Reprenant l’apport de la loi-programme du 27 décembre 2006 (avant sa modification par la loi du 25 août 2012), la cour examine si les conditions de la prestation de travail étaient incompatibles avec la qualification d’un travail indépendant. Deux arrêts reviennent, rendus par la Cour suprême les 23 décembre 2002 (Cass., 23 décembre 2002, n° S.01.0169.F) et 8 décembre 2003 (Cass., 8 décembre 2003, J.T.T., 2004, p. 122), étant que, d’une part, le fait que le commettant fixe les prix, l’absence d’indice d’une quelconque autonomie de gestion ou de propriété d’un fonds de commerce (les locaux, l’outillage et les matériaux étant fournis par le commettant), l’absence de prise en charge de risques économico-financiers, et, d’autre part, le fait que le collaborateur était intégré dans une organisation collective de travail, qu’il n’ait accepté le statut d’indépendant que pour pouvoir accéder à un emploi, sont des critères indifférents, n’étant pas incompatibles avec un contrat d’entreprise. La loi du 27 décembre 2006 a, ultérieurement, énoncé les critères généraux à retenir, étant la volonté des parties telle qu’exprimée dans la convention, la liberté d’organisation du temps de travail, la liberté d’organisation du travail lui-même et la possibilité d’exercer un contrôle hiérarchique.

Après ce rappel des principes, la cour relève que c’est l’O.N.S.S. qui a la charge de la preuve et que la situation des trois travailleurs n’est pas identique. Celui dont le cas est examiné est en effet venu en Belgique au moment où son père venait de conclure une convention d’association avec la société et n’ignorait dès lors pas le statut qui serait le sien.

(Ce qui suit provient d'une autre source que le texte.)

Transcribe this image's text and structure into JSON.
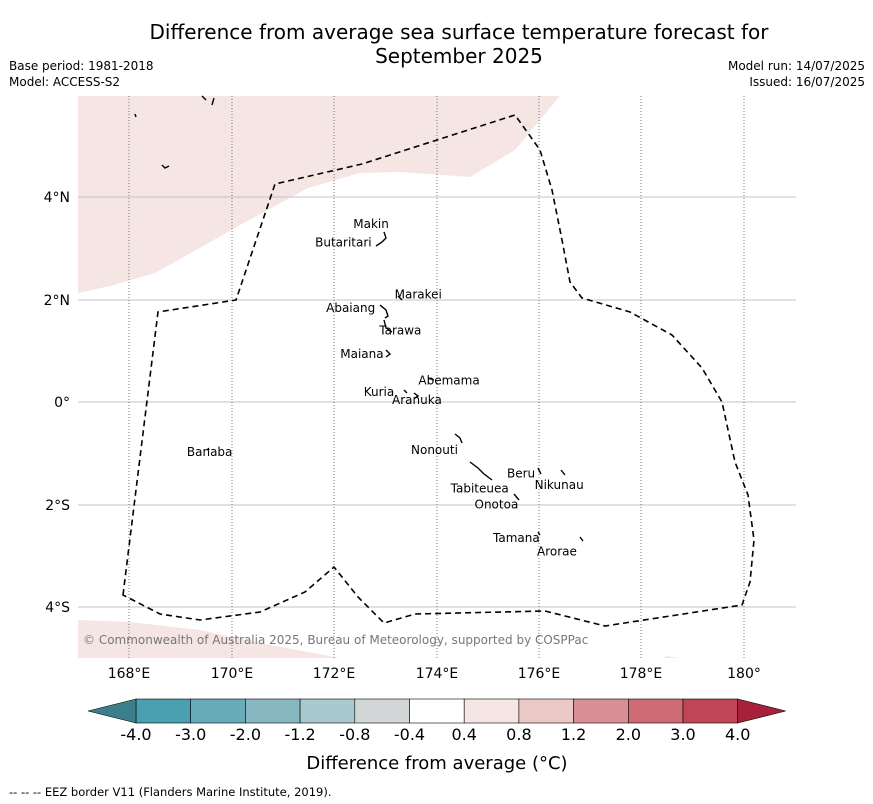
{
  "header": {
    "title_line1": "Difference from average sea surface temperature forecast for",
    "title_line2": "September 2025",
    "base_period": "Base period: 1981-2018",
    "model": "Model: ACCESS-S2",
    "model_run": "Model run: 14/07/2025",
    "issued": "Issued: 16/07/2025"
  },
  "map": {
    "lon_ticks": [
      "168°E",
      "170°E",
      "172°E",
      "174°E",
      "176°E",
      "178°E",
      "180°"
    ],
    "lat_ticks": [
      "4°N",
      "2°N",
      "0°",
      "2°S",
      "4°S"
    ],
    "copyright": "© Commonwealth of Australia 2025, Bureau of Meteorology, supported by COSPPac",
    "islands": [
      {
        "name": "Makin",
        "lon": 173.0,
        "lat": 3.2
      },
      {
        "name": "Butaritari",
        "lon": 172.9,
        "lat": 3.0
      },
      {
        "name": "Marakei",
        "lon": 173.3,
        "lat": 2.0
      },
      {
        "name": "Abaiang",
        "lon": 172.9,
        "lat": 1.8
      },
      {
        "name": "Tarawa",
        "lon": 173.0,
        "lat": 1.4
      },
      {
        "name": "Maiana",
        "lon": 173.0,
        "lat": 1.0
      },
      {
        "name": "Abemama",
        "lon": 173.9,
        "lat": 0.4
      },
      {
        "name": "Kuria",
        "lon": 173.4,
        "lat": 0.2
      },
      {
        "name": "Aranuka",
        "lon": 173.6,
        "lat": 0.2
      },
      {
        "name": "Nonouti",
        "lon": 174.4,
        "lat": -0.7
      },
      {
        "name": "Banaba",
        "lon": 169.5,
        "lat": -0.9
      },
      {
        "name": "Tabiteuea",
        "lon": 174.9,
        "lat": -1.3
      },
      {
        "name": "Beru",
        "lon": 176.0,
        "lat": -1.3
      },
      {
        "name": "Nikunau",
        "lon": 176.5,
        "lat": -1.4
      },
      {
        "name": "Onotoa",
        "lon": 175.6,
        "lat": -1.8
      },
      {
        "name": "Tamana",
        "lon": 176.0,
        "lat": -2.5
      },
      {
        "name": "Arorae",
        "lon": 176.8,
        "lat": -2.7
      }
    ]
  },
  "colorbar": {
    "ticks": [
      "-4.0",
      "-3.0",
      "-2.0",
      "-1.2",
      "-0.8",
      "-0.4",
      "0.4",
      "0.8",
      "1.2",
      "2.0",
      "3.0",
      "4.0"
    ],
    "colors": [
      "#4aa0b0",
      "#67acb8",
      "#87b8c2",
      "#a8c9cd",
      "#d2d6d6",
      "#ffffff",
      "#f5e6e4",
      "#ebc9c6",
      "#d98f95",
      "#cd6a74",
      "#c04555"
    ],
    "under_color": "#3b7f8c",
    "over_color": "#a8213a",
    "label": "Difference from average (°C)"
  },
  "footer": {
    "eez_note": "--  --  -- EEZ border V11 (Flanders Marine Institute, 2019)."
  }
}
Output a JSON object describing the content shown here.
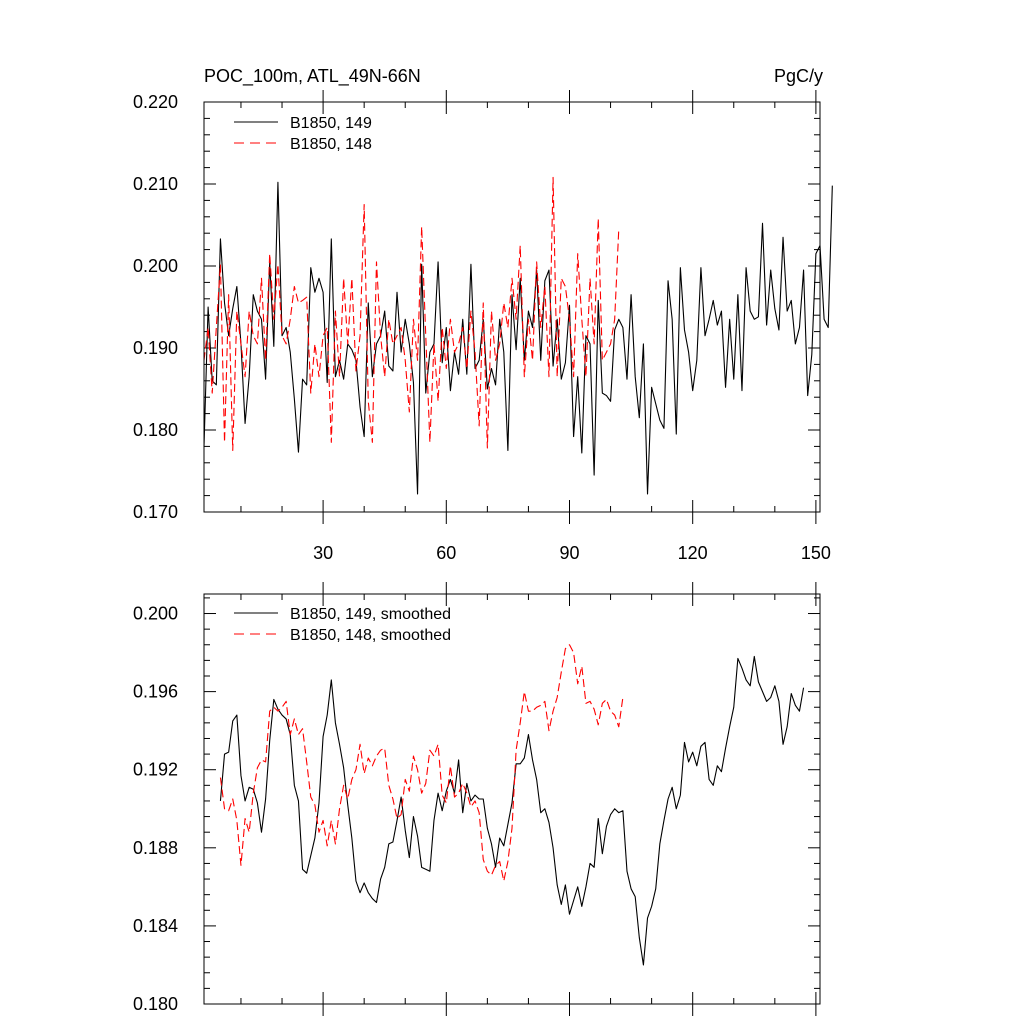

L’acquisition des parts sociales a été réelle et effective. De même, la participation de l’intéressé à de nombreuses assemblées générales. Enfin, il a, ultérieurement, revendu lesdites parts, en faisant un bénéfice non négligeable, et ce vu qu’il avait envisagé d’entreprendre une activité indépendante.

Il y a en l’espèce statut d’associé actif et aucun élément au dossier ne vient établir que les conditions de prestation n’étaient pas compatibles avec celui-ci. La cour attache une attention particulière à un point délicat, étant que les cotisations sociales ont été payées par la société et non par l’associé. Elle expose que ceci s’explique en l’occurrence eu égard à l’article 15 de l’arrêté royal n° 38, soulignant qu’il est fréquent que les personnes morales effectuent le paiement des cotisations sociales pour compte de leurs associés actifs, et ce eu égard à la règle de solidarité.

Elle donne, enfin, la définition de l’associé actif, étant que c’est celui qui, en dehors d’un lien de subordination, exerce des activités au sein de la société en vue d’y faire fructifier son investissement. Les activités de celui-ci ne doivent pas être d’ordre administratif ou juridique, ou constituer des actes de gestion engageant la société à l’égard des tiers. Le fait, par conséquent, que l’intéressé n’avait pas la signature, qu’il ne prospectait pas la clientèle et qu’il ne s’occupait que d’activités rentrant dans l’objet principal de la société, est sans incidence.

Surabondamment, la cour relève que l’O.N.S.S. n’a pas envisagé de requalifier le statut des autres associés actifs de la société, ceux-ci travaillant, pourtant, dans les mêmes conditions que celles examinées dans l’espèce tranchée.

Intérêt de la décision

Dans cet arrêt, les éléments de fait convergent grandement pour conclure que la réalité du statut choisi par les parties est conforme aux conditions d’exécution de la convention.

La cour examine deux niveaux d’activité concernant l’associé actif, étant d’une part son activité de travail, qui entrait dans le cadre de l’objet social (stucage et peinture) et, d’autre part, son activité en tant qu’associé de la société, dans laquelle il était amené à participer aux assemblées générales et, en conséquence, aux décisions de gestion.

La cour relève aussi le nombre de parts cédées au travailleur, ainsi que le bénéfice fait par ce dernier lors de la revente de ses parts. Il n’y a en l’espèce aucun élément permettant de retenir le caractère fictif du choix opéré.